I have to check if the following set is an equivalence relation:

Set: $A=\mathbb{R}$
Relation: $x \sim y$ if $x=ay$ for some $a \in \mathbb{Q}\backslash \{0\}$

I know I have to use the reflexive, symmetric and transitive properties here.

It's reflexive since for $x \sim x$, we have $x=ax$ which is true if $a=1$. It's symmetric because for all $x,y \in A$ and $a,b \in \mathbb{Q}$, we have: $x=ay$, $y=bx$which implies that $y=(ba)y$. Since $0$ is not included in $\mathbb{Q}$, this is always possible since we will never have a division by $0$ error or some kind of statement which does not make sense.

How do I show transitivity though?

I believe this means I have to show that if $x=ay$ and $y=bz$ then $x=cz$ for $a,b,c\in\mathbb{Q}$.

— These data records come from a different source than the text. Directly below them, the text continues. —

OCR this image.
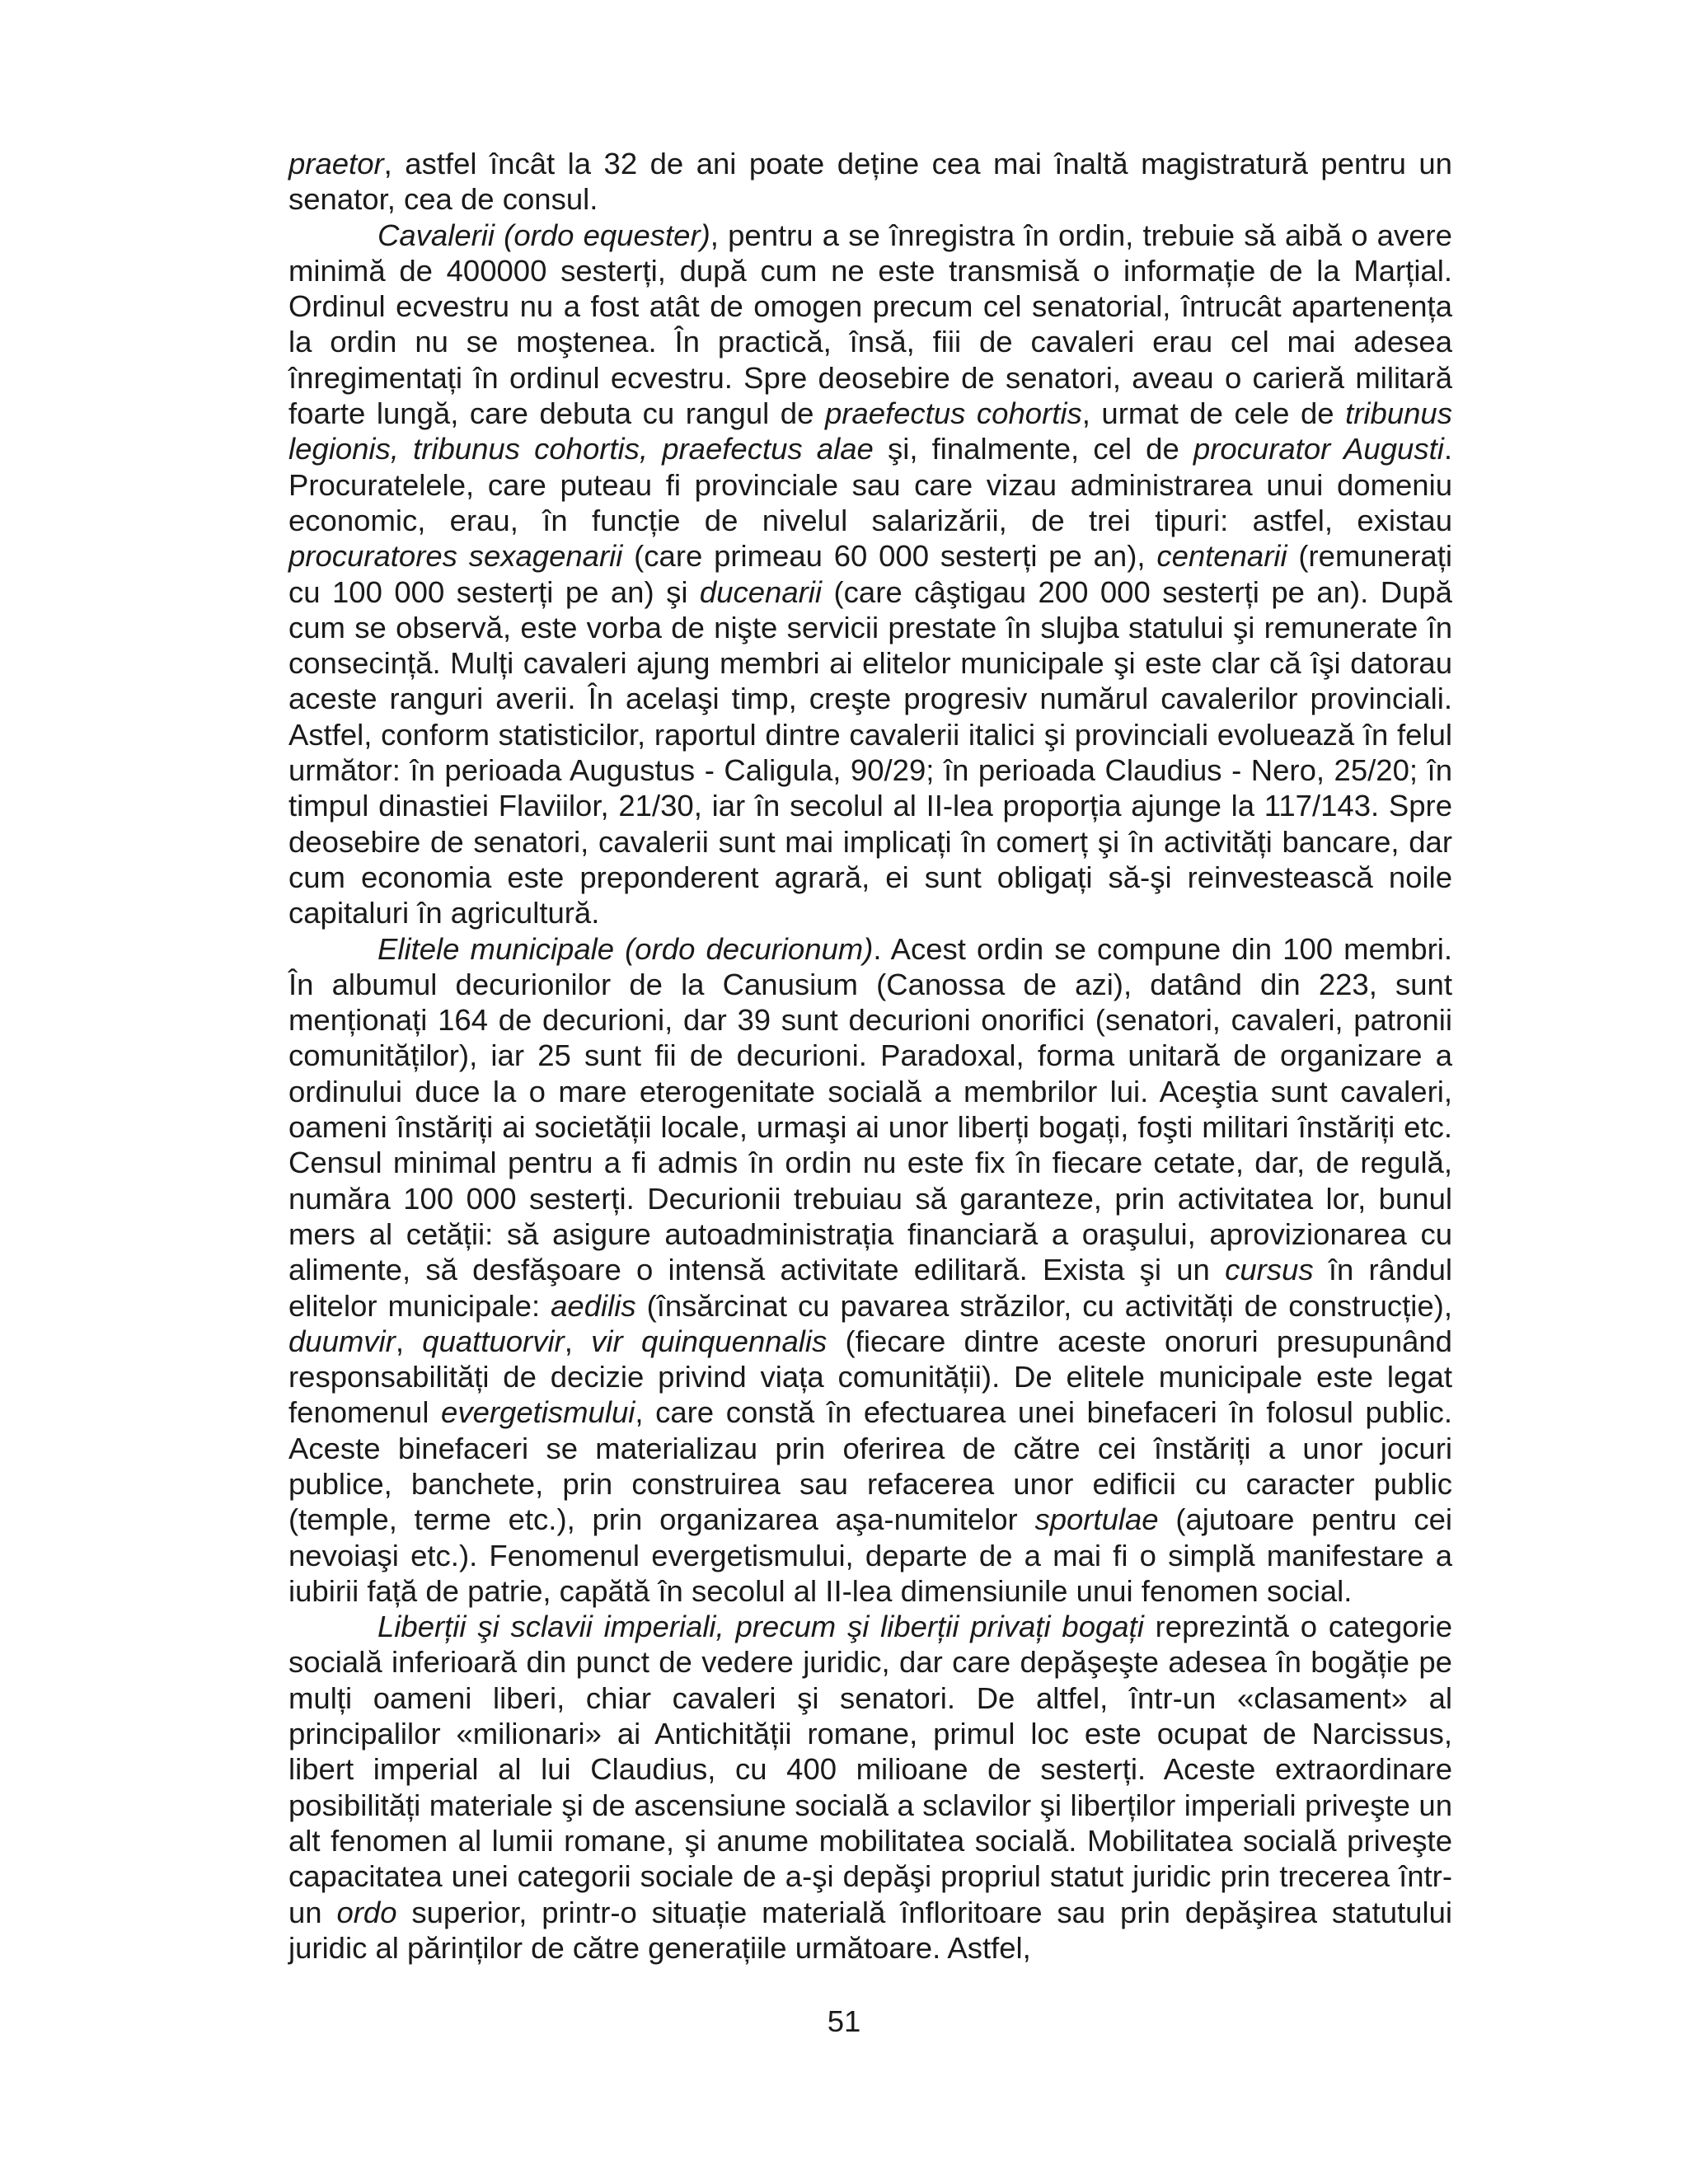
praetor, astfel încât la 32 de ani poate deține cea mai înaltă magistratură pentru un senator, cea de consul.

Cavalerii (ordo equester), pentru a se înregistra în ordin, trebuie să aibă o avere minimă de 400000 sesterți, după cum ne este transmisă o informație de la Marțial. Ordinul ecvestru nu a fost atât de omogen precum cel senatorial, întrucât apartenența la ordin nu se moştenea. În practică, însă, fiii de cavaleri erau cel mai adesea înregimentați în ordinul ecvestru. Spre deosebire de senatori, aveau o carieră militară foarte lungă, care debuta cu rangul de praefectus cohortis, urmat de cele de tribunus legionis, tribunus cohortis, praefectus alae şi, finalmente, cel de procurator Augusti. Procuratelele, care puteau fi provinciale sau care vizau administrarea unui domeniu economic, erau, în funcție de nivelul salarizării, de trei tipuri: astfel, existau procuratores sexagenarii (care primeau 60 000 sesterți pe an), centenarii (remunerați cu 100 000 sesterți pe an) şi ducenarii (care câştigau 200 000 sesterți pe an). După cum se observă, este vorba de nişte servicii prestate în slujba statului şi remunerate în consecință. Mulți cavaleri ajung membri ai elitelor municipale şi este clar că îşi datorau aceste ranguri averii. În acelaşi timp, creşte progresiv numărul cavalerilor provinciali. Astfel, conform statisticilor, raportul dintre cavalerii italici şi provinciali evoluează în felul următor: în perioada Augustus - Caligula, 90/29; în perioada Claudius - Nero, 25/20; în timpul dinastiei Flaviilor, 21/30, iar în secolul al II-lea proporția ajunge la 117/143. Spre deosebire de senatori, cavalerii sunt mai implicați în comerț şi în activități bancare, dar cum economia este preponderent agrară, ei sunt obligați să-şi reinvestească noile capitaluri în agricultură.

Elitele municipale (ordo decurionum). Acest ordin se compune din 100 membri. În albumul decurionilor de la Canusium (Canossa de azi), datând din 223, sunt menționați 164 de decurioni, dar 39 sunt decurioni onorifici (senatori, cavaleri, patronii comunităților), iar 25 sunt fii de decurioni. Paradoxal, forma unitară de organizare a ordinului duce la o mare eterogenitate socială a membrilor lui. Aceştia sunt cavaleri, oameni înstăriți ai societății locale, urmaşi ai unor liberți bogați, foşti militari înstăriți etc. Censul minimal pentru a fi admis în ordin nu este fix în fiecare cetate, dar, de regulă, număra 100 000 sesterți. Decurionii trebuiau să garanteze, prin activitatea lor, bunul mers al cetății: să asigure autoadministrația financiară a oraşului, aprovizionarea cu alimente, să desfăşoare o intensă activitate edilitară. Exista şi un cursus în rândul elitelor municipale: aedilis (însărcinat cu pavarea străzilor, cu activități de construcție), duumvir, quattuorvir, vir quinquennalis (fiecare dintre aceste onoruri presupunând responsabilități de decizie privind viața comunității). De elitele municipale este legat fenomenul evergetismului, care constă în efectuarea unei binefaceri în folosul public. Aceste binefaceri se materializau prin oferirea de către cei înstăriți a unor jocuri publice, banchete, prin construirea sau refacerea unor edificii cu caracter public (temple, terme etc.), prin organizarea aşa-numitelor sportulae (ajutoare pentru cei nevoiaşi etc.). Fenomenul evergetismului, departe de a mai fi o simplă manifestare a iubirii față de patrie, capătă în secolul al II-lea dimensiunile unui fenomen social.

Liberții şi sclavii imperiali, precum şi liberții privați bogați reprezintă o categorie socială inferioară din punct de vedere juridic, dar care depăşeşte adesea în bogăție pe mulți oameni liberi, chiar cavaleri şi senatori. De altfel, într-un «clasament» al principalilor «milionari» ai Antichității romane, primul loc este ocupat de Narcissus, libert imperial al lui Claudius, cu 400 milioane de sesterți. Aceste extraordinare posibilități materiale şi de ascensiune socială a sclavilor şi liberților imperiali priveşte un alt fenomen al lumii romane, şi anume mobilitatea socială. Mobilitatea socială priveşte capacitatea unei categorii sociale de a-şi depăşi propriul statut juridic prin trecerea într-un ordo superior, printr-o situație materială înfloritoare sau prin depăşirea statutului juridic al părinților de către generațiile următoare. Astfel,

51
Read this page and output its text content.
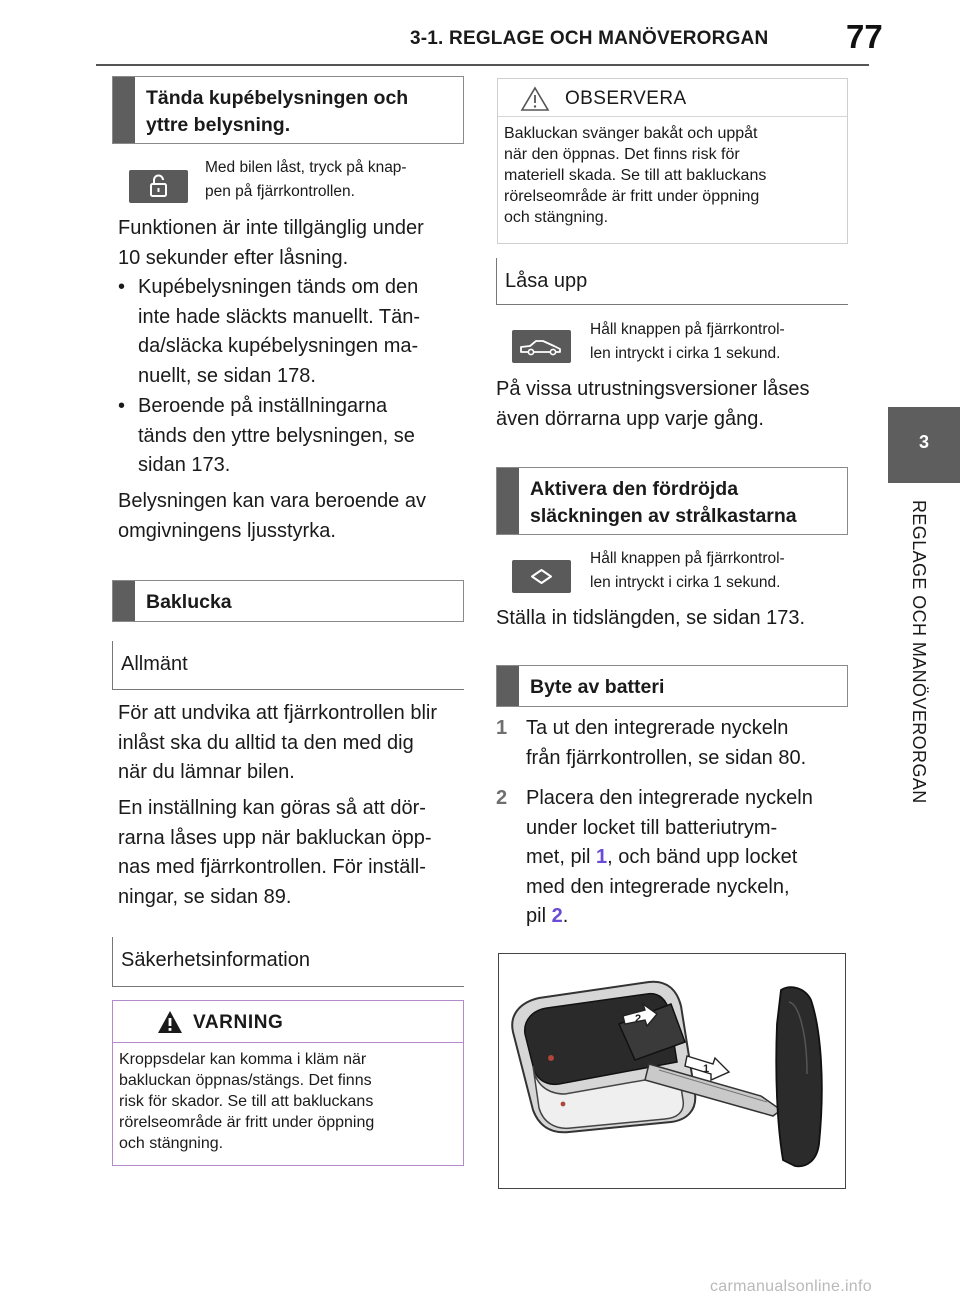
3-1. REGLAGE OCH MANÖVERORGAN 77
3
REGLAGE OCH MANÖVERORGAN
Tända kupébelysningen och yttre belysning.
Med bilen låst, tryck på knap-
pen på fjärrkontrollen.
Funktionen är inte tillgänglig under
10 sekunder efter låsning.
• Kupébelysningen tänds om den
inte hade släckts manuellt. Tän-
da/släcka kupébelysningen ma-
nuellt, se sidan 178.
• Beroende på inställningarna
tänds den yttre belysningen, se
sidan 173.
Belysningen kan vara beroende av
omgivningens ljusstyrka.
Baklucka
Allmänt
För att undvika att fjärrkontrollen blir
inlåst ska du alltid ta den med dig
när du lämnar bilen.
En inställning kan göras så att dör-
rarna låses upp när bakluckan öpp-
nas med fjärrkontrollen. För inställ-
ningar, se sidan 89.
Säkerhetsinformation
VARNING
Kroppsdelar kan komma i kläm när
bakluckan öppnas/stängs. Det finns
risk för skador. Se till att bakluckans
rörelseområde är fritt under öppning
och stängning.
OBSERVERA
Bakluckan svänger bakåt och uppåt
när den öppnas. Det finns risk för
materiell skada. Se till att bakluckans
rörelseområde är fritt under öppning
och stängning.
Låsa upp
Håll knappen på fjärrkontrol-
len intryckt i cirka 1 sekund.
På vissa utrustningsversioner låses
även dörrarna upp varje gång.
Aktivera den fördröjda släckningen av strålkastarna
Håll knappen på fjärrkontrol-
len intryckt i cirka 1 sekund.
Ställa in tidslängden, se sidan 173.
Byte av batteri
1 Ta ut den integrerade nyckeln
från fjärrkontrollen, se sidan 80.
2 Placera den integrerade nyckeln
under locket till batteriutrym-
met, pil 1, och bänd upp locket
med den integrerade nyckeln,
pil 2.
2
1
carmanualsonline.info
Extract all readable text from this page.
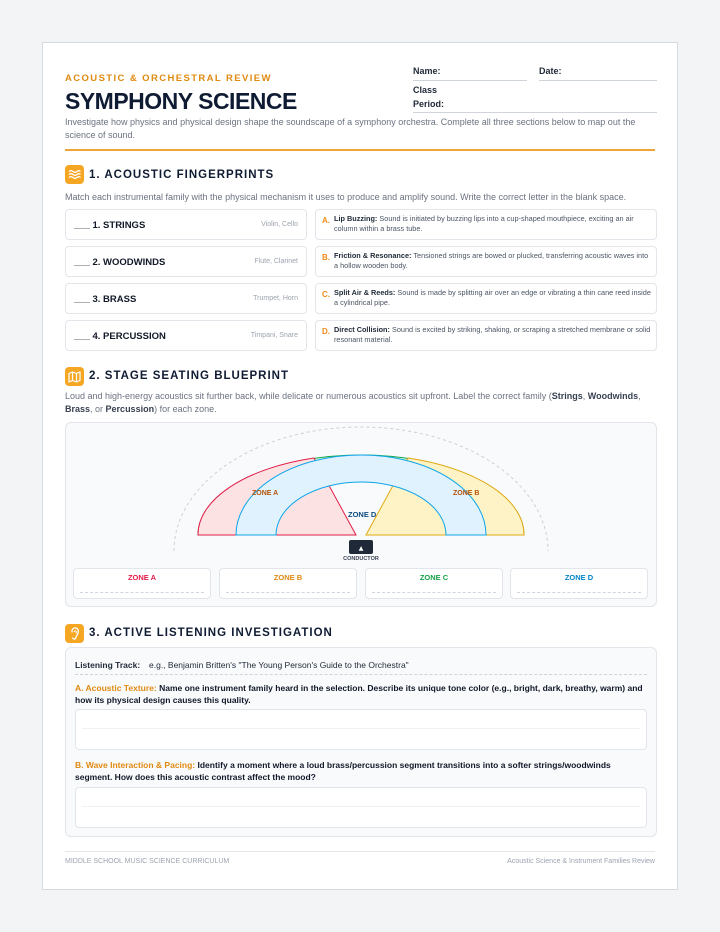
ACOUSTIC & ORCHESTRAL REVIEW
SYMPHONY SCIENCE
Name:	Date:
Class
Period:
Investigate how physics and physical design shape the soundscape of a symphony orchestra. Complete all three sections below to map out the science of sound.
1. ACOUSTIC FINGERPRINTS
Match each instrumental family with the physical mechanism it uses to produce and amplify sound. Write the correct letter in the blank space.
___ 1. STRINGS	Violin, Cello
___ 2. WOODWINDS	Flute, Clarinet
___ 3. BRASS	Trumpet, Horn
___ 4. PERCUSSION	Timpani, Snare
A. Lip Buzzing: Sound is initiated by buzzing lips into a cup-shaped mouthpiece, exciting an air column within a brass tube.
B. Friction & Resonance: Tensioned strings are bowed or plucked, transferring acoustic waves into a hollow wooden body.
C. Split Air & Reeds: Sound is made by splitting air over an edge or vibrating a thin cane reed inside a cylindrical pipe.
D. Direct Collision: Sound is excited by striking, shaking, or scraping a stretched membrane or solid resonant material.
2. STAGE SEATING BLUEPRINT
Loud and high-energy acoustics sit further back, while delicate or numerous acoustics sit upfront. Label the correct family (Strings, Woodwinds, Brass, or Percussion) for each zone.
ZONE A	ZONE B
ZONE D
▲
CONDUCTOR
ZONE A	ZONE B	ZONE C	ZONE D
3. ACTIVE LISTENING INVESTIGATION
Listening Track: e.g., Benjamin Britten's "The Young Person's Guide to the Orchestra"
A. Acoustic Texture: Name one instrument family heard in the selection. Describe its unique tone color (e.g., bright, dark, breathy, warm) and how its physical design causes this quality.
B. Wave Interaction & Pacing: Identify a moment where a loud brass/percussion segment transitions into a softer strings/woodwinds segment. How does this acoustic contrast affect the mood?
MIDDLE SCHOOL MUSIC SCIENCE CURRICULUM	Acoustic Science & Instrument Families Review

Is my understanding right? How would I proceed from here?

Answer 1

Yes, you are right. You need only to use existence quantifier: if $\exists a, x=ay$ and $\exists b,y=bz$, then $\exists c = a\cdot b$ for which $x=ab \cdot z=c\cdot z$.

For symmetry: if $\exists a, x=ay,a\ne 0$, then $y = \frac{1}{a}x$.

Answer 2

Well, for all $s,t\in\Bbb R$, we define $s\sim t$ as $\exists a\in\Bbb Q{\smallsetminus}\{0\}~(s=at)$.   So obviously we will be looking to affirm the existence of such a non-zero rational factor relating real terms.

Reflexivity: $\checkmark$

• The multiplicative identity is a non-zero rational number. That is $1\in\Bbb Q{\smallsetminus}\{0\}$.
• So for any $x\in\Bbb R$ we have $x=1x$.
• Therefore $\forall x\in \Bbb R~.(x\sim x)$

Symmetry: $\checkmark$

• When $a\in\Bbb Q{\smallsetminus}\{0\}$ then its multiplicative inverse, $a^{-1}$, is also an non-zero-rational number. That is: $a^{-1}\in\Bbb Q{\smallsetminus}\{0\}$.
• Thus for any $x,y\in\Bbb R$ and such $a$, where $x=ay$, then we have $y=a^{-1}x$.
• Therefore: $\forall x\in\Bbb R~\forall y\in\Bbb R~.(x\sim y\to y\sim x).$

Transitivity: $\checkmark$

• For any $a,b\in\Bbb Q{\smallsetminus}\{0\}$ then their product is also a non-zero rational. That is: $ab\in\Bbb Q{\smallsetminus}\{0\}$.
• Thus for any $x,y,z\in\Bbb R$ and such $a,b$, where $x=ay$ and $y=bz$, then we have $x=ab\,z$.
• Therefore $\forall x\in\Bbb R~\forall y\in\Bbb R~\forall z\in\Bbb R~.((x\sim y\land y\sim z)\to x\sim z).$